Recently, Novitas Solutions has received numerous requests to provide pre-authorization for surgery scheduled to occur within days. Traditional Medicare does not provide pre-certification or pre-authorization of a surgery. Medically necessary services should not be withheld or delayed.
Medically necessary services that have been provided to the patient are billed to Medicare for consideration and processing. If a service is denied, the provider and the patient have a right to request a redetermination of the denial.
Title XVIII of the Social Security Act, Section 1862(a)(1)(A) allows coverage and payment for items and services that are reasonable and necessary for the diagnosis or treatment of an illness or injury or to improve the functioning of a malformed body member.
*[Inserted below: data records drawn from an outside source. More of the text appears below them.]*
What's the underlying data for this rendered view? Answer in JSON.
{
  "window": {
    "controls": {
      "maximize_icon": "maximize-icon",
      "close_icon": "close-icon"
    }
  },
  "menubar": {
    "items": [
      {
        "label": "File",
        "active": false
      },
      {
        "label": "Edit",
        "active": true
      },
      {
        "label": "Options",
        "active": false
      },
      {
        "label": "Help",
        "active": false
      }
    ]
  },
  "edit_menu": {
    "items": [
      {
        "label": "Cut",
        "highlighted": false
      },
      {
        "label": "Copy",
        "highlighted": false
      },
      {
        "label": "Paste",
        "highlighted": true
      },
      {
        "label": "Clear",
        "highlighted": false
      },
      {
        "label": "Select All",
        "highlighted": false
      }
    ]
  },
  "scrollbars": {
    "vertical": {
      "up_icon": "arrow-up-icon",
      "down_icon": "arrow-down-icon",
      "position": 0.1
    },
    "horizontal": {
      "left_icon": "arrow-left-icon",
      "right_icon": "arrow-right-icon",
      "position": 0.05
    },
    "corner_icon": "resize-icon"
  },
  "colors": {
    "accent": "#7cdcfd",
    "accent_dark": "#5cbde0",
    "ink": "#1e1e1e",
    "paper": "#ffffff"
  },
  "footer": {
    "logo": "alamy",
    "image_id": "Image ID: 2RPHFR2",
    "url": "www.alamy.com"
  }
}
Section 1862(a)(1)(A) of the Social Security Act is the basis for denying payment for types of care, specific items, services, or procedures, not excluded by any other statutory clause, meet all technical requirements for coverage, but are determined to be any of the following:
Not generally accepted in the medical community as safe and effective in the setting and for the condition for which it is used;
Not proven to be safe and effective based on peer review or scientific literature;
Experimental;
Not medically necessary in the particular case;
Furnished at a level, duration or frequency that is not medically appropriate;
Not furnished in accordance with accepted standards of medical practice; or
Not furnished in a setting (such as inpatient care at a hospital or SNF, outpatient care through a hospital or physician's office or home care) appropriate to the patient's medical needs and condition.
To be considered medically necessary, items and services must have been established as safe and effective. That is, the items and services must be:
Consistent with the symptoms or diagnosis of the illness or injury under treatment;
Necessary and consistent with generally accepted professional medical standards (e.g., not experimental or investigational);
Not furnished primarily for the convenience of the patient, the attending physician or other physician or supplier; and
Furnished at the most appropriate level that can be provided safely and effectively to the patient.